今年2月にTAMA映画祭に向けて30周年目の活動を開始したTAMA映画フォーラム実行委員会ですが、新型コロナウイルスという事態に直面いたしました。新型コロナウイルスが全世界で蔓延する状況においては、市民の一員として感染リスク対策を確りと実施していくのが責務と考え、政府・東京都・多摩市の対応も踏まえ、現在、当初予定していた特別上映会や実行委員募集説明会などを中止、隔週で開催していた実行委員会も中断しております。

映画祭TAMA CINEMA FORUMは11月に開催を予定しており、安全に開催できるということを大前提に今後検討を重ねて参りますが、現時点での私たちの基本スタンスは以下のとおりです。

現在、新型コロナウイルスによって映画の世界も大変困難な事態に陥っています。少し前まで当たり前のように通っていた映画館は休館、映画の製作も中断・中止などかつて経験したことがない光景を目の当たりにしています。だからこそ、私たちは、新型コロナウイルス対応として市民の責務をしっかりと果たしつつ、今年も映画祭TAMA CINEMA FORUMを開催したいと考えています。

私たちは「映画を通した21世紀のまちづくり」をめざすというコンセプトを掲げ、「見る人、見せる人、創る人」の交流の場づくりとして映画祭TAMA CINEMA FORUMの開催に取り組んで参りました。実行委員、来場してくれたお客様、様々な支援をいただいた企業や個人、映画の配給会社、映画監督・スタッフ・キャスト、映画祭でゲストトークにお越しいただいた映画評論家、ミュージシャン等数え切れないほどの皆さまのお力をいただいて30年続けてきた結果、TAMA CINEMA FORUM(広場)において様々なひとが集い、交流が生まれ、時に奇跡のような出会いがあり、新たなコミュニティづくりと日本映画の活性化に寄与できているものと確信しているからです。

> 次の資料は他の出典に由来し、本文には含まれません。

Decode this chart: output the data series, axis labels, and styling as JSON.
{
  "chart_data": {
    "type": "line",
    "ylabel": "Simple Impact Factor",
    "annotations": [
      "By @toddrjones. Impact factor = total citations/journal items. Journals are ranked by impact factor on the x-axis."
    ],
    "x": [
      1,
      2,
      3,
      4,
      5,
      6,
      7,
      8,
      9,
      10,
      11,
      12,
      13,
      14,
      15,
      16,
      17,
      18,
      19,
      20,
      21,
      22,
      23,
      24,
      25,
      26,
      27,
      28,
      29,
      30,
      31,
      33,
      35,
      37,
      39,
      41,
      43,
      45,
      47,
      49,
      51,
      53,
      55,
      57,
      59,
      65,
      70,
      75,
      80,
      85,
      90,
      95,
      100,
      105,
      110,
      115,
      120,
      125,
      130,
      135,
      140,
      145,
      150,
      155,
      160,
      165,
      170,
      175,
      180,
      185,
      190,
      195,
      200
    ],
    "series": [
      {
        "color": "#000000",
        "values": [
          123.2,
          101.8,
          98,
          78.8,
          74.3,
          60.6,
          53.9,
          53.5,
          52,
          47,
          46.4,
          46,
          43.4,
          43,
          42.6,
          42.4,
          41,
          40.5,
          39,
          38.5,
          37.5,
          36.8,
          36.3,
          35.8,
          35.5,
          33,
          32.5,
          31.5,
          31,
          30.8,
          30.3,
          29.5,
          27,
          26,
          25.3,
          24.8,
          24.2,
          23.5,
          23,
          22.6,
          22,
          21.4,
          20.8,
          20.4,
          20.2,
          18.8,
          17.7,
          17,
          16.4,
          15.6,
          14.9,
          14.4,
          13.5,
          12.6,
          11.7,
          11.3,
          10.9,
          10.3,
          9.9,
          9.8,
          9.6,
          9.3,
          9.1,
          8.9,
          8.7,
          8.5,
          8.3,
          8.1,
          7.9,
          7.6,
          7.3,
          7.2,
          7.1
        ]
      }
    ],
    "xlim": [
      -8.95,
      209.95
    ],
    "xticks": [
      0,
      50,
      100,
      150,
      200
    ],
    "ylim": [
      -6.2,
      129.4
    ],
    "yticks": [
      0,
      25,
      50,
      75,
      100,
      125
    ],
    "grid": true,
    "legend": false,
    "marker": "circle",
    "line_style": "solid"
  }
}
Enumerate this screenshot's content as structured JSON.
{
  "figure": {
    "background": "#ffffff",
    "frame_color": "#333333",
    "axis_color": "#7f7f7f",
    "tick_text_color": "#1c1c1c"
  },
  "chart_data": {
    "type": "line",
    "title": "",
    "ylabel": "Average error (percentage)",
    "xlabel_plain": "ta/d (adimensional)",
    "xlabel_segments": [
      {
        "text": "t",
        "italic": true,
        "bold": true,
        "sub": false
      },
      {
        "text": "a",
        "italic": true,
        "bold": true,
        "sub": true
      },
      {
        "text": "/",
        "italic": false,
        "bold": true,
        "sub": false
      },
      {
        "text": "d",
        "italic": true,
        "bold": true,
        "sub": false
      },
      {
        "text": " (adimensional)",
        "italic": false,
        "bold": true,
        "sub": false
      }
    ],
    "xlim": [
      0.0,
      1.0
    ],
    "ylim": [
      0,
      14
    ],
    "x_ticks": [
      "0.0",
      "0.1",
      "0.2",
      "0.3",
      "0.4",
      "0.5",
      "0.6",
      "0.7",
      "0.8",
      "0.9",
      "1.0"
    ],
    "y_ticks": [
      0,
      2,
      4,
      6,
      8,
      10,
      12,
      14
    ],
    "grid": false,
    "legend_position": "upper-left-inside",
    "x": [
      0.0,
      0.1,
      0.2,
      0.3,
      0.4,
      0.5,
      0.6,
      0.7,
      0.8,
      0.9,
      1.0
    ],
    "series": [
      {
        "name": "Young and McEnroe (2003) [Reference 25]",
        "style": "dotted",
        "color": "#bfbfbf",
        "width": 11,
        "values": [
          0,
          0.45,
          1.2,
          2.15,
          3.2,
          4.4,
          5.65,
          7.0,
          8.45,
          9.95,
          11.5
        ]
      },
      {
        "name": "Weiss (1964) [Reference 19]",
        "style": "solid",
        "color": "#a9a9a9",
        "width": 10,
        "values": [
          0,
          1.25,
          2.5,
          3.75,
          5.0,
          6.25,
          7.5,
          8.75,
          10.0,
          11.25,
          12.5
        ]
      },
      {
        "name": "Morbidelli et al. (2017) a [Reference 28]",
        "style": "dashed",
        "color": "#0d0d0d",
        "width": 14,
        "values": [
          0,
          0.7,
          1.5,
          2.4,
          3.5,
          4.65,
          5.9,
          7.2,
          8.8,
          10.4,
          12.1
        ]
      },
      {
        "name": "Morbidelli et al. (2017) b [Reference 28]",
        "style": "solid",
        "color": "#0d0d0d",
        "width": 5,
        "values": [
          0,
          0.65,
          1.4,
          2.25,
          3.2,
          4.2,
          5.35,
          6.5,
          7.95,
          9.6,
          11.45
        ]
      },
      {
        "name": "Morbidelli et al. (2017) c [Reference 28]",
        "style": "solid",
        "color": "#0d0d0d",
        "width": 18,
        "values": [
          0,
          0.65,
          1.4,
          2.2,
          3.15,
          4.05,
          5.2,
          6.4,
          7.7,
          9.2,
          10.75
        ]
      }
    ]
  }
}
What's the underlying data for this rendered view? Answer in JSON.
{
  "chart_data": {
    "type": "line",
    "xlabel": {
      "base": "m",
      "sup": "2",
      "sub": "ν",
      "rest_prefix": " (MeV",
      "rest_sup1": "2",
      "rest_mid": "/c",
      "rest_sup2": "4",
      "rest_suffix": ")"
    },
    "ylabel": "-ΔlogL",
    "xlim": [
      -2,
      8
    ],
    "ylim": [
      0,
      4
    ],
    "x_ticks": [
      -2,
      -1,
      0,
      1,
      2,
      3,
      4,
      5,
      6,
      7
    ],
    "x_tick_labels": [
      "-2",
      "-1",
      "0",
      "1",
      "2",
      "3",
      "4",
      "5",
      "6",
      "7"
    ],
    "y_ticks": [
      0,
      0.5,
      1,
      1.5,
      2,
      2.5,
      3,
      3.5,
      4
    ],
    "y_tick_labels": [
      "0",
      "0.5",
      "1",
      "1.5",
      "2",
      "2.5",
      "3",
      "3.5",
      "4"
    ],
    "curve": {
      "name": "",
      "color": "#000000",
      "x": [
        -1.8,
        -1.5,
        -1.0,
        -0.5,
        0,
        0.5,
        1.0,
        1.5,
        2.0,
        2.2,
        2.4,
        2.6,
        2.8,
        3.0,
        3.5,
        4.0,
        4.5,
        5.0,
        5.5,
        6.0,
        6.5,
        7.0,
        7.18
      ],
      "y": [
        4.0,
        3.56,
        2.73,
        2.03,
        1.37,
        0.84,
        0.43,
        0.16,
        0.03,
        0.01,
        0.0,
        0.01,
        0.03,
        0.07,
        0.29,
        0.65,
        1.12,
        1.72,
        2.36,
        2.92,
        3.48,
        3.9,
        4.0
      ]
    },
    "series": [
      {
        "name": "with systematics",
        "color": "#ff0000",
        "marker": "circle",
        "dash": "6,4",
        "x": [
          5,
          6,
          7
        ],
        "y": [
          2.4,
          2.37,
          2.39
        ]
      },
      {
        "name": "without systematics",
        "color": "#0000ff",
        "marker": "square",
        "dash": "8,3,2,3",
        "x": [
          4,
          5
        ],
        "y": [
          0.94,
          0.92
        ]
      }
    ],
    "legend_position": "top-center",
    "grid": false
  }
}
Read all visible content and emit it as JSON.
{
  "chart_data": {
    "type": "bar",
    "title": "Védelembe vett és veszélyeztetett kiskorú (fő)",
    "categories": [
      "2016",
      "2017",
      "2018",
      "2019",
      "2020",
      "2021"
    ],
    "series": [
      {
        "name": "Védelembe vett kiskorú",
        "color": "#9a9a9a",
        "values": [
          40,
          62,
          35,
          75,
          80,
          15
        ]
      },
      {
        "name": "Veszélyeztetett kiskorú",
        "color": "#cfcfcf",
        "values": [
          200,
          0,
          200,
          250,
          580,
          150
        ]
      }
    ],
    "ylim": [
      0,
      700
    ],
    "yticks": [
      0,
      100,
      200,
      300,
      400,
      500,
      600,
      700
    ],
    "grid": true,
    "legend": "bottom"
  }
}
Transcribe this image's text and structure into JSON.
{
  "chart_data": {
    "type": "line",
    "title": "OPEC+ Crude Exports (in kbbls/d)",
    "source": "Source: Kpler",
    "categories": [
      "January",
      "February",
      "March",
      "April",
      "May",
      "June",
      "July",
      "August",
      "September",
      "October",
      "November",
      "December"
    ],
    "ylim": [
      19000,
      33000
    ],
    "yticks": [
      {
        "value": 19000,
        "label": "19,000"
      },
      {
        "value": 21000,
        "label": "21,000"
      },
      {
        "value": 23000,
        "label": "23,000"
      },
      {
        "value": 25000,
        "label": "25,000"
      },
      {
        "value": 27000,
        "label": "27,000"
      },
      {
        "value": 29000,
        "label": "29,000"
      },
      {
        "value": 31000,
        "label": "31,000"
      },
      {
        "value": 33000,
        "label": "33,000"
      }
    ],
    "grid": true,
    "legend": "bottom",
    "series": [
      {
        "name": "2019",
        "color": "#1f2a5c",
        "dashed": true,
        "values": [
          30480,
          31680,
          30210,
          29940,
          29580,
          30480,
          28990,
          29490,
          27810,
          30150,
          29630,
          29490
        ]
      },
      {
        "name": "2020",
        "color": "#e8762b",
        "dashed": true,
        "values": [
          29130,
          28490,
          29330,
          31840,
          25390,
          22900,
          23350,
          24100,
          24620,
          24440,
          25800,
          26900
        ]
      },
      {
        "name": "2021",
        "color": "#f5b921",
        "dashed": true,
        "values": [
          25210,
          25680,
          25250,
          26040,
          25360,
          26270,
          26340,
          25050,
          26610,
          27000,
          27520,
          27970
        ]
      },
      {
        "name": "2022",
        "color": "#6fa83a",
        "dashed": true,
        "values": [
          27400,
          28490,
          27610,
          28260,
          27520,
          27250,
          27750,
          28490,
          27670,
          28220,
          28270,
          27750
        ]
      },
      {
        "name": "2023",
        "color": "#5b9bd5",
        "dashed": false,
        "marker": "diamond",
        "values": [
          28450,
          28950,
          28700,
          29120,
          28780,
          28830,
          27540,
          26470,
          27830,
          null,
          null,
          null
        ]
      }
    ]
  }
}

新型コロナウイルス感染症の流行が終息していない場合、昨年までの従来どおりの方法では映画祭を実施できません。その場合には、知恵を絞りオルタナティブな道を見つけたいと思います。例えば、TAMA NEW WAVEコンペティションにおいては、ホールに集まって従来どおりのコンペティション開催ができないのであれば、オンラインでのコンペティション開催という方法があるかもしれません。TAMA映画賞もまたオンライン表彰とせざるを得ないかもしれません。前向きに取り組むというスタンスで、TAMA映画祭の3つの柱、プログラム上映・TAMA NEW WAVEコンペティション・TAMA映画賞を映画祭30周年の今年も継続して実施したいというのが私たちの総意です。

そして、まさに今厳しい状況にある映画界に対して、TAMA映画フォーラム実行委員会として一市民としてできる限りの応援をさせていただきたいと思います。既にTAMA映画フォーラム実行委員会ではSNS等による映画館・配給会社等を応援する情報発信やミニシアター・エイド基金への支援、実行委員個人個人によるオンライン上映作品観賞など、様々な支援プログラムに参加しておりますが、今後も継続的に取り組んで参ります。